Democratic Partnership in Asia
October 18, 2010 / Daniel Twining
Policy Review
For some observers, America’s economic weakness, Europe’s uncertain future, turmoil in the wider Middle East, and challengers to Western leadership from Moscow to Tehran signal a new moment in world politics. It is characterized by the decline of free nations whose power and principles have shaped international society for centuries — and the emergence of an autocratic Chinese superpower whose seemingly unstoppable economic ascent shatters the comfortable belief that capitalist development leads to democracy. Should the liberal West brace itself for the global projection of Beijing’s model of authoritarian modernity in preparation for the time, as the title of Martin Jacques’s latest book foresees, “when China rules the world”? Not yet.

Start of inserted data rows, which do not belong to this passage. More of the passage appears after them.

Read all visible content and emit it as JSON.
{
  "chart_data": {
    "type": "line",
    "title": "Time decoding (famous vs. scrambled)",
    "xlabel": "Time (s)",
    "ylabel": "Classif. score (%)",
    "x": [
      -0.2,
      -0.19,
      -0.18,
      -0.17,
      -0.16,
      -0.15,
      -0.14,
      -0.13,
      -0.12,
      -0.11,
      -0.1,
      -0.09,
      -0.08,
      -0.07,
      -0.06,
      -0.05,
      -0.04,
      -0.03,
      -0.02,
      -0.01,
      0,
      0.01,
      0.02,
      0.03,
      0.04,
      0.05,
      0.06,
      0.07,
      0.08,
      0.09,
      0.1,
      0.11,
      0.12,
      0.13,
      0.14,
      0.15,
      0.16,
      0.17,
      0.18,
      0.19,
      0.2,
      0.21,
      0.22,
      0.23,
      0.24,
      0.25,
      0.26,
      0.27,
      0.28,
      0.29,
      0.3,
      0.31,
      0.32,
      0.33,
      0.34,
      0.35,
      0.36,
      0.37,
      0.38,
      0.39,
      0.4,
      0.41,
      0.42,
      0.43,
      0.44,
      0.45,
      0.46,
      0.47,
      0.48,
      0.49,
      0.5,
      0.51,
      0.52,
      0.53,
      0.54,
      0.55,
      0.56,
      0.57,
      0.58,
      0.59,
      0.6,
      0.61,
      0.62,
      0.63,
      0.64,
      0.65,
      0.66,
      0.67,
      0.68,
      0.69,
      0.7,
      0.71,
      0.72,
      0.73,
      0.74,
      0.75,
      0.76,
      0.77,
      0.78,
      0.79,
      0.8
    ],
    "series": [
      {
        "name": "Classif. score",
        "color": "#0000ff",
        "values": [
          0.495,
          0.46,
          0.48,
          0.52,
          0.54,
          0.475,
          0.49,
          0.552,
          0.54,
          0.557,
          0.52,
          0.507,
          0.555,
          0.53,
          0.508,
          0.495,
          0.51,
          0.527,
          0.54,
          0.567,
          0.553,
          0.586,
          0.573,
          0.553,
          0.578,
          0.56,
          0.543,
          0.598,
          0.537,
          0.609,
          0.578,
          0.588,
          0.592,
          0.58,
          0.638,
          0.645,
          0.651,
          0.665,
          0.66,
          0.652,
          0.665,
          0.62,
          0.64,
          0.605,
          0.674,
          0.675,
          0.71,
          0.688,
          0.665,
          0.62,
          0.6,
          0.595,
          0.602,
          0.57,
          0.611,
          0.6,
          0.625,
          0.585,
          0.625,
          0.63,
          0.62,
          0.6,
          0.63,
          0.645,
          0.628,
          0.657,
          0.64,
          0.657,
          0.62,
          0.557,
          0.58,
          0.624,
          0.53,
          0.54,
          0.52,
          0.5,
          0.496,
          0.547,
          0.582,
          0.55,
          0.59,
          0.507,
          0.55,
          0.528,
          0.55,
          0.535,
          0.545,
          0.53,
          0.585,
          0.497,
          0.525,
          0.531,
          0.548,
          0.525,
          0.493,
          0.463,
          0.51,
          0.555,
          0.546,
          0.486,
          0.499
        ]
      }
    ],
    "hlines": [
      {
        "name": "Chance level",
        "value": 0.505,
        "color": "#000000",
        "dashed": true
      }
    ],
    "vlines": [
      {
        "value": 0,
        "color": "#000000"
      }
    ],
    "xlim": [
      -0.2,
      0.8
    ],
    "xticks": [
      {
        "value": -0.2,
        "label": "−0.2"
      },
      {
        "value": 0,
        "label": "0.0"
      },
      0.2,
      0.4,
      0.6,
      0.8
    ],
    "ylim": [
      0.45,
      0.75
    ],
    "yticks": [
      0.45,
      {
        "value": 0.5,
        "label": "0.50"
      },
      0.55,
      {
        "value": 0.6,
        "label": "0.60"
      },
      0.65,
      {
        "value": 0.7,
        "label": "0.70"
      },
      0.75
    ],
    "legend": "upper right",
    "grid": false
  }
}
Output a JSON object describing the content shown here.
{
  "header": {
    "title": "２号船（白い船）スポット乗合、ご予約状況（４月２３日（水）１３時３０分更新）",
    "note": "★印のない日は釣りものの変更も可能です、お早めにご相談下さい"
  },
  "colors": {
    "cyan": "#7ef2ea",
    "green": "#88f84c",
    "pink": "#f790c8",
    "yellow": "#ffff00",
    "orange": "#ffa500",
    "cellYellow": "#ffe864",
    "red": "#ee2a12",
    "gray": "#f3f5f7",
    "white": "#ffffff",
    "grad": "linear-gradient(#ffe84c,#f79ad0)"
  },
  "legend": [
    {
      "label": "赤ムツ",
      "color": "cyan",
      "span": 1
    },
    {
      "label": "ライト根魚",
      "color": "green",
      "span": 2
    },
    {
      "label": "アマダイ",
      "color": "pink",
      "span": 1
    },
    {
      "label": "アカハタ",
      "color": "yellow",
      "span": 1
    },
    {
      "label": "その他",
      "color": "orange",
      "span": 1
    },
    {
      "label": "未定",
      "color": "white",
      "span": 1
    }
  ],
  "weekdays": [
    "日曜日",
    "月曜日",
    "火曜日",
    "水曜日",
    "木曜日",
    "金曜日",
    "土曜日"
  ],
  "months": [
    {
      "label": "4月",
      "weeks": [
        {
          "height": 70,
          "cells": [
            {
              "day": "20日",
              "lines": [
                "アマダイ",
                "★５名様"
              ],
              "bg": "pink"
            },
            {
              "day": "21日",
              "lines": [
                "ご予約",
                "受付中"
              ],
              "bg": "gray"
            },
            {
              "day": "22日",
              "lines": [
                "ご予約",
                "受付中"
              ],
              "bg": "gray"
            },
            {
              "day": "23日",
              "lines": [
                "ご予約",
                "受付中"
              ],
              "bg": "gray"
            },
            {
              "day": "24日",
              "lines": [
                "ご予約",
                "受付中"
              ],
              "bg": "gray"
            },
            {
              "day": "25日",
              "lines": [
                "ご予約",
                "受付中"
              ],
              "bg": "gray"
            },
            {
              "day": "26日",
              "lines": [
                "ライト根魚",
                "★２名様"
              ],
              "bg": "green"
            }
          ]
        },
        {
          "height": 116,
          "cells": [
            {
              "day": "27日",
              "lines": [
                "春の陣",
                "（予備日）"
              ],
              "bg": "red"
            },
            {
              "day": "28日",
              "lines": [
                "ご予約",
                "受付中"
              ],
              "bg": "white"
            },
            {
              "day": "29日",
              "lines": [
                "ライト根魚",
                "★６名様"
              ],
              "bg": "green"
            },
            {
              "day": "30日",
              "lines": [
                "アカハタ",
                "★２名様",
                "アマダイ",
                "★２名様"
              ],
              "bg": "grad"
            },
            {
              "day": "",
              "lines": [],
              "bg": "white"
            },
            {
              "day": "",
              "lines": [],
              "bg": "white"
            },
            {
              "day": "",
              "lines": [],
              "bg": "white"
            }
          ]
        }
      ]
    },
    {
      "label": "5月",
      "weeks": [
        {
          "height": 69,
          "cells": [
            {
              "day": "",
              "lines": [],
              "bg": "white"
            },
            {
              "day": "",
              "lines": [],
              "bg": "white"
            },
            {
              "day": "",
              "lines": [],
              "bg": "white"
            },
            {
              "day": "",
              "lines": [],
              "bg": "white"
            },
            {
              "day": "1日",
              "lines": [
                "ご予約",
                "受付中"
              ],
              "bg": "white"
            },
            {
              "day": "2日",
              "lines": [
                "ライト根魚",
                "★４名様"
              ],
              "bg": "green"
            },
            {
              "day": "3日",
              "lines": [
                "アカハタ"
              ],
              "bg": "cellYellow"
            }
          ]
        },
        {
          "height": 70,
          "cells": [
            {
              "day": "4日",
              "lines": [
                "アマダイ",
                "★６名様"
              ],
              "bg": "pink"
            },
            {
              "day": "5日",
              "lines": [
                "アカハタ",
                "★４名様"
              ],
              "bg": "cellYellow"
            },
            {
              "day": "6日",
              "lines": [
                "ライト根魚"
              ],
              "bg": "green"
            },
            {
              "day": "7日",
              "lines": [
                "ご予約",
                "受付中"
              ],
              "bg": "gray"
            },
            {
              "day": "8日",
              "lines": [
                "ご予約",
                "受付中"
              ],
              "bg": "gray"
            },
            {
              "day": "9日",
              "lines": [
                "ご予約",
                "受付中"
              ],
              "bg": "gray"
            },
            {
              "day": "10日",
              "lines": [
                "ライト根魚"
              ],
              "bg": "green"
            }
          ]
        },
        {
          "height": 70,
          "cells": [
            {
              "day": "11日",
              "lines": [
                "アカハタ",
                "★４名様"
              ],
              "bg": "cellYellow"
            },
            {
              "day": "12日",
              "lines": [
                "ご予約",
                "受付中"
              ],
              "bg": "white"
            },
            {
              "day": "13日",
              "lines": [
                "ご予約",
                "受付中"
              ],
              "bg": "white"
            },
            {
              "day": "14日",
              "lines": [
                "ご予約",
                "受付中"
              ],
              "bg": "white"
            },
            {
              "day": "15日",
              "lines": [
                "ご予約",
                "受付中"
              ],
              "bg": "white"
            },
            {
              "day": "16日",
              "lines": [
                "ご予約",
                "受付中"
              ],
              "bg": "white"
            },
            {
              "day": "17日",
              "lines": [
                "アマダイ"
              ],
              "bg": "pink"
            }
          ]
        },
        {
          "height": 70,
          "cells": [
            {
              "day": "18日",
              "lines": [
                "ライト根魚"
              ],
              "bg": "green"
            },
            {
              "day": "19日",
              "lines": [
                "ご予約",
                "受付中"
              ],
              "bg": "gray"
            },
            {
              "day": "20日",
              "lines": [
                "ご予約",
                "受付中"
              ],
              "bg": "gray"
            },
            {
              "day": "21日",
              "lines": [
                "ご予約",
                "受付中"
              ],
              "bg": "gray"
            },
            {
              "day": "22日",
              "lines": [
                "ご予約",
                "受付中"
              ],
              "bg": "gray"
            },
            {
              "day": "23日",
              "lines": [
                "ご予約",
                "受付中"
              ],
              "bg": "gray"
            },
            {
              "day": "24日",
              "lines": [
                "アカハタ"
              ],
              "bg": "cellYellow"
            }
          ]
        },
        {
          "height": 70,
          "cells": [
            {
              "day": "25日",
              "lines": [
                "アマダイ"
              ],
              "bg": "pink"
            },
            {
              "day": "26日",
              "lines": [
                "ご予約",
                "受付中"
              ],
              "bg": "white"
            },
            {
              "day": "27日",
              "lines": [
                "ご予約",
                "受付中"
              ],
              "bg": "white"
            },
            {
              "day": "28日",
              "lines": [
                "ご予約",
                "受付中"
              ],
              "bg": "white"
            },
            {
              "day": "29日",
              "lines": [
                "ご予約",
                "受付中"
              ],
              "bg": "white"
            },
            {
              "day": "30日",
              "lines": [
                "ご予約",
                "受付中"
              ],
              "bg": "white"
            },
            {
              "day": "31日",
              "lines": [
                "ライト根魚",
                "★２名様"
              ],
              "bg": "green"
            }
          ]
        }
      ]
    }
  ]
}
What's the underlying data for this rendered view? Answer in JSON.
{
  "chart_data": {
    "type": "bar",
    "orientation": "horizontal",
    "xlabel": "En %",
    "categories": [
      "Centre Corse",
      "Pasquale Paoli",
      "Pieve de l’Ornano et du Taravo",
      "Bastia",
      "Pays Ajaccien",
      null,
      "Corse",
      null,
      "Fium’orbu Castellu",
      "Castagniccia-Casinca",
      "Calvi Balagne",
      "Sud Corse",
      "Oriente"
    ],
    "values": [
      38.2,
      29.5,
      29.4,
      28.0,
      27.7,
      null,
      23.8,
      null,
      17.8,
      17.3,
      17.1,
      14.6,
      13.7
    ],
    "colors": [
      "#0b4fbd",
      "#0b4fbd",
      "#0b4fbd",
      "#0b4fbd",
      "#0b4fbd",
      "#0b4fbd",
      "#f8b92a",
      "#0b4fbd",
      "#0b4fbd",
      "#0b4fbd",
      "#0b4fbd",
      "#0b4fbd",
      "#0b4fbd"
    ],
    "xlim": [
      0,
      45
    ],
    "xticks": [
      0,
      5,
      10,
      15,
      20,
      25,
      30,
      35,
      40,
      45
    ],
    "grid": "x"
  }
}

China’s geopolitical ascent is creating what Mao Zedong would have termed a “contradiction”: China’s rising power makes the United States increasingly important to nearly every Asian nation, including China itself. By and large, Asian leaders seek closer (and more equal) relations with Washington, scold their U.S. counterparts for neglecting the region, are insecure about hints of any American pullback, and increasingly identify democratic political values as a basis for closer cooperation with America and each other. Popular majorities in countries as diverse as Japan, India, South Korea, Australia, Indonesia, and Vietnam hold the United States in high regard. Even China cultivates America as its most important external partner. North Korea’s totalitarian ruler covets a special relationship with Washington and has developed nuclear weapons in a perverse effort to secure it.